Quel impact, le cas échéant, Maria a-t-elle eu en Ukraine, où vous vous trouvez, sur ce que Josep Borrell a dit, à savoir qu'un Poutine faible est encore plus dangereux ?
Cela a été anticipé en Ukraine dès vendredi. Tout au long de la journée de samedi, alors que la tentative de coup d'Etat de Prigozhin était à son apogée, j'ai contacté plusieurs officiers qui sont maintenant en première ligne et ils étaient tous d'accord sur la même chose, à savoir qu'ils ne lui faisaient pas confiance, qu'ils lui faisaient encore moins confiance à ce moment précis. D'abord parce que Prigozhin nous a habitués à ces mises en scène, à ces coups de théâtre qu'il a l'habitude de faire, en insultant le ministre de la défense russe, Soighu.

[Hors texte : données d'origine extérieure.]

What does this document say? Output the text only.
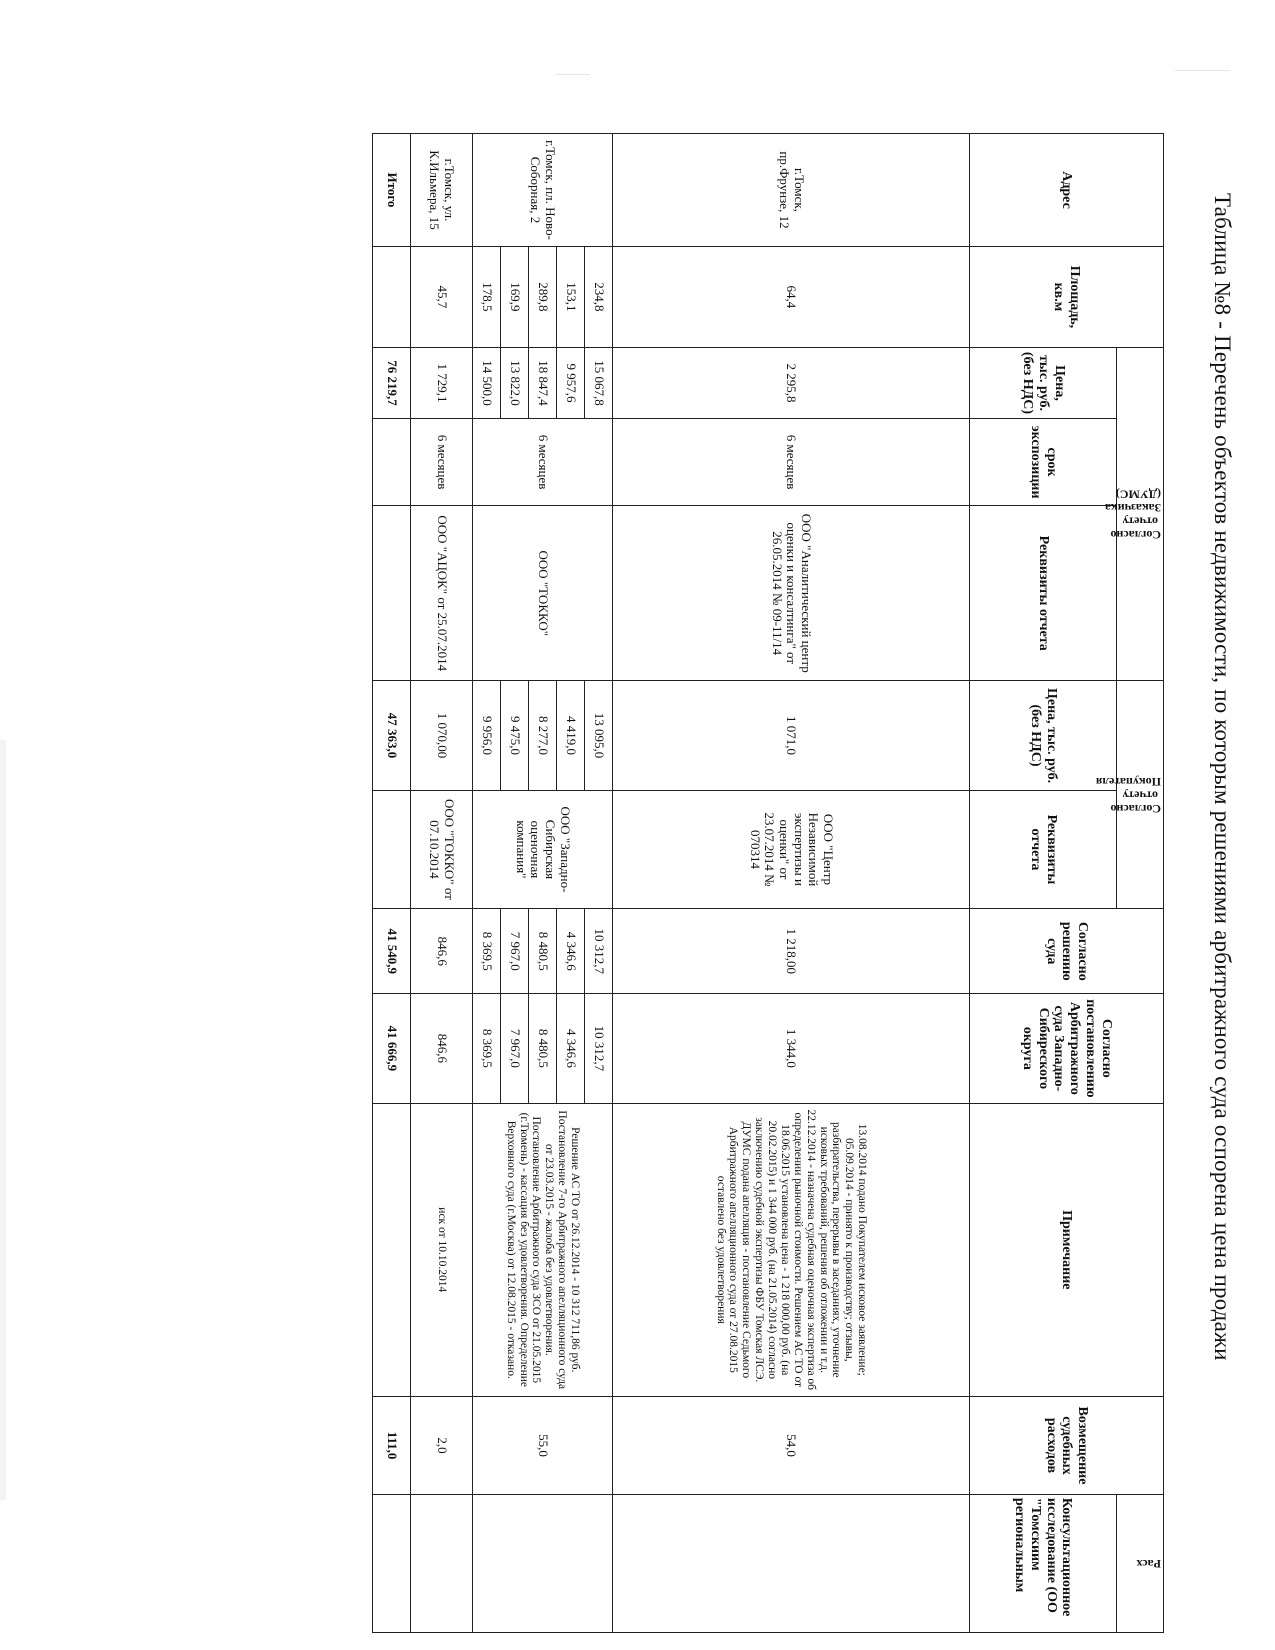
Таблица №8 - Перечень объектов недвижимости, по которым решениями арбитражного суда оспорена цена продажи
Адрес	Площадь, кв.м	Согласно отчету Заказчика (ДУМС)			Согласно отчету Покупателя		Согласно решению суда	Согласно постановлению Арбитражного суда Западно-Сибиреского округа	Примечание	Возмещение судебных расходов	Расх
		Цена, тыс. руб. (без НДС)	срок экспозиции	Реквизиты отчета	Цена, тыс. руб. (без НДС)	Реквизиты отчета					Консультационное исследование (ОО "Томскиим региональным
г.Томск, пр.Фрунзе, 12	64,4	2 295,8	6 месяцев	ООО "Аналитический центр оценки и консалтинга" от 26.05.2014 № 09-11/14	1 071,0	ООО "Центр Независимой экспертизы и оценки" от 23.07.2014 № 070314	1 218,00	1 344,0	13.08.2014 подано Покупателем исковое заявление; 05.09.2014 - принято к производству; отзывы, разбирательства, перерывы в заседаниях, уточнение исковых требований, решения об отложении и т.д. 22.12.2014 - назначена судебная оценочная экспертиза об определении рыночной стоимости. Решением АС ТО от 18.06.2015 установлена цена - 1 218 000,00 руб. (на 20.02.2015) и 1 344 000 руб. (на 21.05.2014) согласно заключению судебной экспертизы ФБУ Томская ЛСЭ. ДУМС подана апелляция - постановление Седьмого Арбитражного апелляционного суда от 27.08.2015 оставлено без удовлетворения	54,0	
г.Томск, пл. Ново-Соборная, 2	234,8	15 067,8	6 месяцев	ООО "ТОККО"	13 095,0	ООО "Западно-Сибирская оценочная компания"	10 312,7	10 312,7	Решение АС ТО от 26.12.2014 - 10 312 711,86 руб. Постановление 7-го Арбитражного апелляционного суда от 23.03.2015 - жалоба без удовлетворения. Постановление Арбитражного суда ЗСО от 21.05.2015 (г.Тюмень) - кассация без удовлетворения. Определение Верховного суда (г.Москва) от 12.08.2015 - отказано.	55,0	
	153,1	9 957,6			4 419,0		4 346,6	4 346,6			
	289,8	18 847,4			8 277,0		8 480,5	8 480,5			
	169,9	13 822,0			9 475,0		7 967,0	7 967,0			
	178,5	14 500,0			9 956,0		8 369,5	8 369,5			
г.Томск, ул. К.Ильмера, 15	45,7	1 729,1	6 месяцев	ООО "АЦОК" от 25.07.2014	1 070,00	ООО "ТОККО" от 07.10.2014	846,6	846,6	иск от 10.10.2014	2,0	
Итого		76 219,7			47 363,0		41 540,9	41 666,9		111,0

On ne savait donc pas très bien jusqu'où irait cette rébellion et puis, d'autre part, ils ont dit qu'à un moment aussi délicat, avec cette contre-offensive qui n'a pas encore démarré, il ne fallait se fier à rien et qu'il fallait se concentrer sur le travail, disaient-ils, de nos propres mains sur la contre-offensive.
En d'autres termes, ils ne veulent pas croire que la rébellion de Prigozhin puisse ou non déstabiliser les rangs russes et ils veulent se fier uniquement à ce dont ils disposent, à leur stratégie, à leurs troupes, à leurs armes, sans dépendre du fait que l'effet Prigozhin affecte ou non les rangs russes.
Zelenski reçoit un soutien international, la seule chose est qu'il faudrait ensuite l'accompagner des armes dont ils ont besoin pour pouvoir se battre et pour que la contre-offensive soit un succès.
En effet, Zelenski insiste aujourd'hui sur le fait que ces F-16, cette force aérienne, devraient lui être envoyés afin de renverser cette contre-offensive. Mais les visites de dirigeants internationaux, comme celle de l'ancien vice-président américain Mike Pence et du président espagnol Pedro Sánchez, également en sa qualité de président de l'Union européenne, constituent une approbation, une manifestation publique, une preuve de soutien qui, dans un moment comme celui-ci, est très bonne pour la galerie, pour toute réunion diplomatique qui pourrait avoir lieu.
Nous continuons à montrer une Europe unie qui soutient Kiev et aussi l'ensemble des États-Unis, l'ensemble de la partie qui dépend de l'OTAN, de l'Occident, d'où sont envoyés plus d'armements, des millions et des millions d'armements. Je pense que, d'une certaine manière, cela redonne aussi le moral aux troupes qui se trouvent actuellement en première ligne et qui subissent une usure considérable.
Cela doit leur donner de l'espoir et la force de continuer, n'est-ce pas ?
C'est censé être le cas, sans aucun doute.